Em boa parte do século XX, a teoria das localidades centrais se tornou a principal teoria de análise das cidades, dela decorrem conceitos como rede urbana e hierarquia urbana, formulada ainda na década de 1930 no círculo de Viena, pelo alemão Walter Christaller. Esta teoria vislumbrou entender aspectos econômicos das cidades no sul da Alemanha, dos quais a seus precursores, Christaller deve tributo, são engenheiros franceses e banqueiros britânico que oferecem a Christaller a base empírica de suas análises, como demonstrou Kelly Bessa (2012). Numa tentativa de adaptar esta teoria a realidade do então terceiro mundo, Milton Santos (2003) formulou a concepção de circuitos da economia urbana e curto circuito da rede urbana ainda na década de 1970 .

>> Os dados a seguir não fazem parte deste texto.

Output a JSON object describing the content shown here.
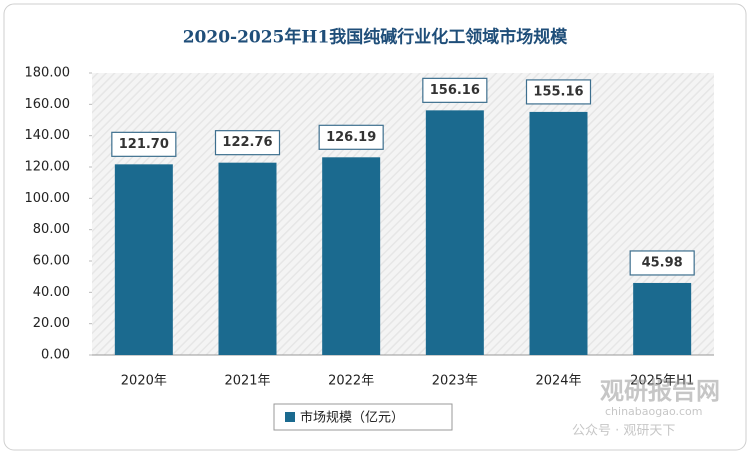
{
  "chart_data": {
    "type": "bar",
    "title": "2020-2025年H1我国纯碱行业化工领域市场规模",
    "categories": [
      "2020年",
      "2021年",
      "2022年",
      "2023年",
      "2024年",
      "2025年H1"
    ],
    "series": [
      {
        "name": "市场规模（亿元）",
        "color": "#1b6a8f",
        "values": [
          121.7,
          122.76,
          126.19,
          156.16,
          155.16,
          45.98
        ],
        "value_labels": [
          "121.70",
          "122.76",
          "126.19",
          "156.16",
          "155.16",
          "45.98"
        ]
      }
    ],
    "ylim": [
      0,
      180
    ],
    "yticks": [
      {
        "value": 0,
        "label": "0.00"
      },
      {
        "value": 20,
        "label": "20.00"
      },
      {
        "value": 40,
        "label": "40.00"
      },
      {
        "value": 60,
        "label": "60.00"
      },
      {
        "value": 80,
        "label": "80.00"
      },
      {
        "value": 100,
        "label": "100.00"
      },
      {
        "value": 120,
        "label": "120.00"
      },
      {
        "value": 140,
        "label": "140.00"
      },
      {
        "value": 160,
        "label": "160.00"
      },
      {
        "value": 180,
        "label": "180.00"
      }
    ],
    "legend": "bottom",
    "watermark": [
      "观研报告网",
      "chinabaogao.com",
      "公众号 · 观研天下"
    ]
  }
}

A escola de sociologia urbana de Chicago (EUFRÁSIO, 1999), por outro lado, inaugurou uma série de pesquisas sobre os problemas urbanos, foram temas centrais a delinquência juvenil, a pobreza, as gangues, a violência e a imigração, dentre outras coisas. Num contexto de metropolização no nordeste dos EUA, os intelectuais da sociologia urbana de Chicago, financiados pelos Rockfeller, viram nas contradições das cidades enfermidades e patologias sociais, que ainda hoje alimentam narrativas de “revitalização” e haussmanização do espaço urbano (DAVES, 2015), inclusive entre nós.

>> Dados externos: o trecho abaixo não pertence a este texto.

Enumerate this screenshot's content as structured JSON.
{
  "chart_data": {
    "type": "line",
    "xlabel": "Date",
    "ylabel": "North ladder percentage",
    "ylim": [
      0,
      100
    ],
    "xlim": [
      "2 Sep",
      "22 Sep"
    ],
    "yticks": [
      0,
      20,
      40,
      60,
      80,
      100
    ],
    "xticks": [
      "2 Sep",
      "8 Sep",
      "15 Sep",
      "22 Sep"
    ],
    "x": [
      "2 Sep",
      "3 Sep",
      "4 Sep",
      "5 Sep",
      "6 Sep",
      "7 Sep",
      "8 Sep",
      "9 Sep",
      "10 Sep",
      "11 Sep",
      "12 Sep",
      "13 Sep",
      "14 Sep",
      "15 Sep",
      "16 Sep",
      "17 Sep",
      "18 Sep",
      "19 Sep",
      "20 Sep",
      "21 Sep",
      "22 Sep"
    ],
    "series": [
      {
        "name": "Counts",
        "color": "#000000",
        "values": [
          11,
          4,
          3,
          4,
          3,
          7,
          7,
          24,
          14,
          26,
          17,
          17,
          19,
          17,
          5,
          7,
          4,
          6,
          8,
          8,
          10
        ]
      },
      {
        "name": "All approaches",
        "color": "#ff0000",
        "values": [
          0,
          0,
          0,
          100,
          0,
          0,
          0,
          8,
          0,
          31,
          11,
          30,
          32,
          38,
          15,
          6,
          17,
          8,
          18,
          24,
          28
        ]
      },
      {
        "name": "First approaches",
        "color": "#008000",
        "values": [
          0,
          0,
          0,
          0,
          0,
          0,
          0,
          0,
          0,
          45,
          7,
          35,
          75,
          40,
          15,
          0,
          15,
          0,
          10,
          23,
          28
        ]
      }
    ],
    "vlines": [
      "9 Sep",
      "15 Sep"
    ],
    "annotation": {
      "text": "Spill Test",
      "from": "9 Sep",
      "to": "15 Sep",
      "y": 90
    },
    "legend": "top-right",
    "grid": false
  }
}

A seu tempo, a chamada Geografia Radical e vertentes da Geografia Crítica, a primeira de raiz anglo-saxônica e a segunda de origem francesa, alimentaram debates sobre a justiça social e a cidade. O ponto de partida destas vertentes foram as reflexões realizadas por Henry Lefebvre em A Cidade do Capital (1999a), O Direito à Cidade (2001) e, dentre outros trabalhos importantes, A Revolução Urbana (1999b) Lefebvre foi o primeiro intelectual-filósofo a buscar referências sobre a cidade no pensamento de Marx e Engels. Neste último encontrou em A Situação da Classe Operária na Inglaterra elementos para desenvolver a partir do marxismo o que chamou de filosofia das cidades. Lefebvre considerou a cidade uma obra de arte, espaço por excelência de realização do reino da liberdade de que falou Marx e Engels. No entanto, seu olhar estava embriagado por Paris, como o olhar de tantos intelectuais na periferia do mundo, que são capazes de oferecer referências de Paris mas são incapazes de conhecer as dinâmicas das cidades de seu próprio entorno.

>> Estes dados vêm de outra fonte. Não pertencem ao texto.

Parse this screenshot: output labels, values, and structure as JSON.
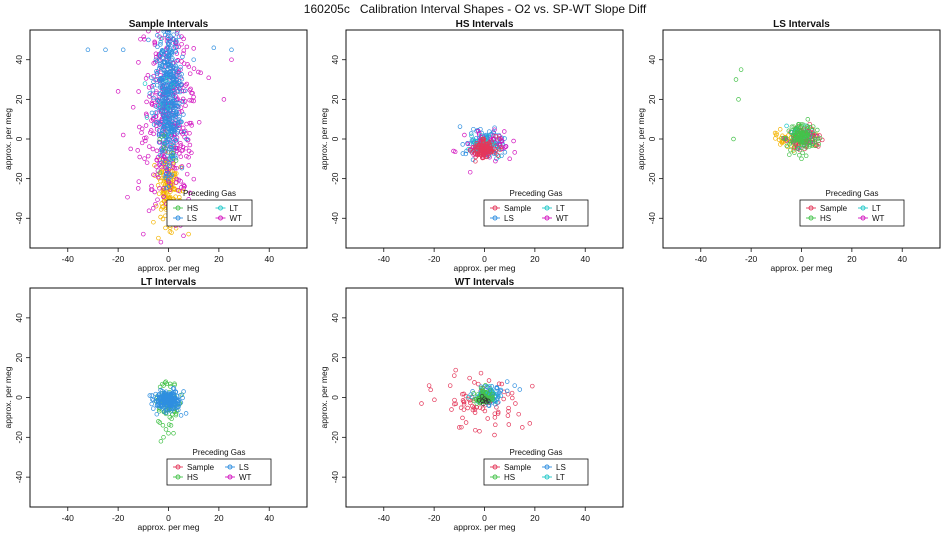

Obviamente que a filosofia das cidades lefebvreana é um avanço epistemológico para as reflexões sobre a ou as cidades, mas receio que a filosofia das cidades lefebvreana não é capaz de se aproximar da leitura necessária das cidades sul americanas, seja pelas diferenças entre as cidades de colonização espanhola das cidades de colonização portuguesa, seja pela industrialização subsidiária e concentradas dos países da América do Sul, seja pelo tipo de segmentação de classe que está na origem de nossas contradições, condicionada por uma intensa herança agrária e colonial, seja pela interiorização urbana nos territórios alavancada pela agricultura mundializada, seja pelo nosso sucessivo padrão de segregação urbana racializado.
As análises urbanas da Geografia Criolla são tributárias em grande medida destas três vertentes que se iniciam no século XX. O legado delas é uma visão fetichizada das cidades, um olhar centrado geralmente no espaço metropolitano, uma concepção de desigualdade mais ou menos naturalizada, que decorre da abordagem, quando dialética, formal: inclusão-exclusão, planejamento-falta de planejamento, urbano-suburbano, regular-irregular, formal-informal, letrada-iletrada, lentos-rápidos, dentre tantos outros binômios. Sobre as cidades nas áreas de fronteira, ou mesmo sobre as cidades em contextos não-metropolitanos, via de regra há um silêncio ensurdecedor que teima em persistir!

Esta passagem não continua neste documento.